Through his honest assessment of the failures of contemporary liberalism, Kristol emerged as one of capitalism’s greatest apologists. As he frequently reminded us, “Capitalism has eased more misery and engendered more comfort than any other economic system in world history.” And this man knew his history. So to Kristol, it only made sense that what the world needed more of was capitalism, not more of any of the other “isms” that ingratiate a few at the expense of the many.
The more nefarious use of the term was used throughout the Bush presidency, where the neoconservative concept of using American economic and military strength for purposes of expanding democracy, human rights, and capitalism. Conceptually I find it difficult to comprehend that any moral person would object to such a notion, but in the case of Bush, it had more to do with how the principle was implemented in Iraq, not a rejection of the philosophy behind it.

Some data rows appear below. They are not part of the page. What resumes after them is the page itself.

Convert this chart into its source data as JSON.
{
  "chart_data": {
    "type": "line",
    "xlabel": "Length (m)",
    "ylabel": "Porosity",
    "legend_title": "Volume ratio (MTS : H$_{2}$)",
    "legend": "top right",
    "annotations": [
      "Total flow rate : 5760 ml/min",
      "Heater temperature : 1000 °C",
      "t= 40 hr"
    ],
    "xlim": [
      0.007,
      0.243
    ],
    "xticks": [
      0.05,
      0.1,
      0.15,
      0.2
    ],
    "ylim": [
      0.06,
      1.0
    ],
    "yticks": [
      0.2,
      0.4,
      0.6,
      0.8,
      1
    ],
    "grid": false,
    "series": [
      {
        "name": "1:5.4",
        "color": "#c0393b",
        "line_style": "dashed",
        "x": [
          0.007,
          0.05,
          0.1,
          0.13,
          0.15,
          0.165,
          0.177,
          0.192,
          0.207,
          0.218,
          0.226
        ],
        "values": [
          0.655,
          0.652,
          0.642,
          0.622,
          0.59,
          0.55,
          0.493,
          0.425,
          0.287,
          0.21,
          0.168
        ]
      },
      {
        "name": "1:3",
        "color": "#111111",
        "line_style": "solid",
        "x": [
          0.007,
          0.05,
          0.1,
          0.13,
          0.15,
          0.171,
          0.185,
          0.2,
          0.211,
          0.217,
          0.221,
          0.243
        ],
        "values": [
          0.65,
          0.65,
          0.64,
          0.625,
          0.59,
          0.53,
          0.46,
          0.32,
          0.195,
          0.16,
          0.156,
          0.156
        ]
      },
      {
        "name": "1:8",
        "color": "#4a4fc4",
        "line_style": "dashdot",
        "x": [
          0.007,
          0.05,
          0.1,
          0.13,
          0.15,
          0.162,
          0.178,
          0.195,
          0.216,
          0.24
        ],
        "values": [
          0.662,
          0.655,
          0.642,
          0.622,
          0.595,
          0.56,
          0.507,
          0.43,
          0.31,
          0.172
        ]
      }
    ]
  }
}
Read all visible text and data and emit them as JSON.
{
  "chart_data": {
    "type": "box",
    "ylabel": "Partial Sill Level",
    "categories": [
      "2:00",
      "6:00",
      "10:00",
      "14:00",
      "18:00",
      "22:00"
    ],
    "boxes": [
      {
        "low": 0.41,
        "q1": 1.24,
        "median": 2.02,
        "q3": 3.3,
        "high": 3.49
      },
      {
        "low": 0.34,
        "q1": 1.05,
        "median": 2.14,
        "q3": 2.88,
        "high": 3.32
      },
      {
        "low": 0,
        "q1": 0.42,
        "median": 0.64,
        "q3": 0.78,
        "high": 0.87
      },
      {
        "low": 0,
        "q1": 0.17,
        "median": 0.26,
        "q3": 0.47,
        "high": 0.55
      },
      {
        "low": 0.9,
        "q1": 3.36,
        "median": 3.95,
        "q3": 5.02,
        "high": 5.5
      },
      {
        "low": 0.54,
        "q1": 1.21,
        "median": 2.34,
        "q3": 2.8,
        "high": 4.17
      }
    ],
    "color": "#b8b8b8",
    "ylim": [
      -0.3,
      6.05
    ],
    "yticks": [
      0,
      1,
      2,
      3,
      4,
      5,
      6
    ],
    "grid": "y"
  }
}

Even more disconcerting to Kristol’s former liberal colleagues, was his evolution as a social conservative. In his missive “My Cold War,” a recapitulation of his intellectual migration from left to right, he wrote, “What began to concern me more and more were the clear signs of rot and decadence germinating within American society -- a rot and decadence that was no longer the consequence of liberalism but was the actual agenda of contemporary liberalism. And the more contemporary, the more candid and radical was this agenda.” He warned, “Combating the cultural decay -- a war on spiritual poverty -- was even more important than winning the other Cold War.”
Much of neo-conservatism is based in common sense and application of principles with proven empirical efficacy, both of which are scarcities in Washington. Seems to me we need a lot more Irving Kristols. At the very least, we need a lot more neoconservatives.